Another Look at the Microsoft Ruling

As the world knows by now, Judge Thomas Penfield Jackson issued a ruling on Monday finding software giant Microsoft guilty of violating antitrust laws. Contrary to the viewpoints of some industry observers, including the one expressed in Monday’s E-Commerce Times, the Microsoft decision is in no way “tragic.”

It is undoubtedly a bitter disappointment to Microsoft, and to those who hold large blocks of the company’s stock. But a temporary dip in prices that affects a relatively small group of wealthy shareholders falls way outside the parameters of tragedy.

Government Should Prosecute, Not Bend

As to the failure of settlement talks in the case — the Justice Department does not bear any responsibility to be “flexible.” The Sherman Antitrust Act resulted from prosecutions going back to the 19th Century, when wealthy, powerful individuals used their money and clout to corner huge markets and the strong arm of the government was necessary to protect competition.

One of the beauties of the Web, as originally conceived, was that it would be so big, and composed of so many small pieces, that it would never be possible for any powerful entity — such as the government, or a huge corporation like Microsoft — to dominate it. This expectation has not been fulfilled.

For example, the ability of Linux to stand against Microsoft is a rare case. Most small entities have few and poor prospects of succeeding against an Internet monopoly. Microsoft has always faced the marketplace in a stance of military conquest — the stakes, of course, are enormous, and the tactics have been extreme.

Beneficial Consequences

Any user who has been infuriated by the shortcomings of Microsoft software — glitches that are not ironed out from one version to the next because the company is more focused on owning the market than on serving customers — is celebrating today’s court decision.

Consumers stand to gain more than better quality software — ultimately, Judge Jackson’s ruling will be a great benefit to e-commerce. The myriad innovators whose technology solutions have been frozen out of the market by Microsoft’s “Big Brother” bludgeon can look forward to something resembling a level playing field.

It is absolutely appropriate that shareholders should foot the bill for the appeal process.

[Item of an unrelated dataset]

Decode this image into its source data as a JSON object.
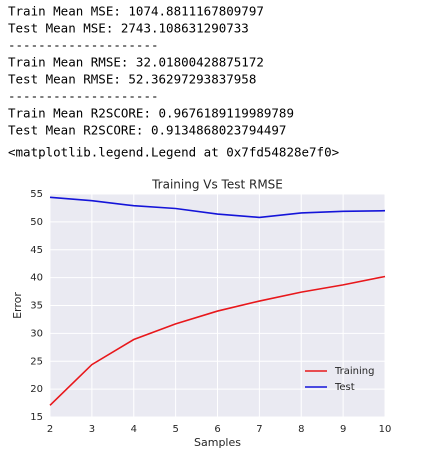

They have an immediate option if they want to cut their losses: sell their Microsoft stock. This suit and the Judge’s decision have been a long time coming, and Gates’ intransigent position has been clear from the start.

From the beginning, Gates challenged the government’s right even to look at his company’s business practices. He spurned the recommendations of his own advisors who wanted to settle the case.

For every small Internet business, and all the customers who patronize the big Internet businesses, Judge Jackson’s ruling is a victory. The day that the titan’s grip on the reins of power slackened will be a historic marker in the evolution of the Internet.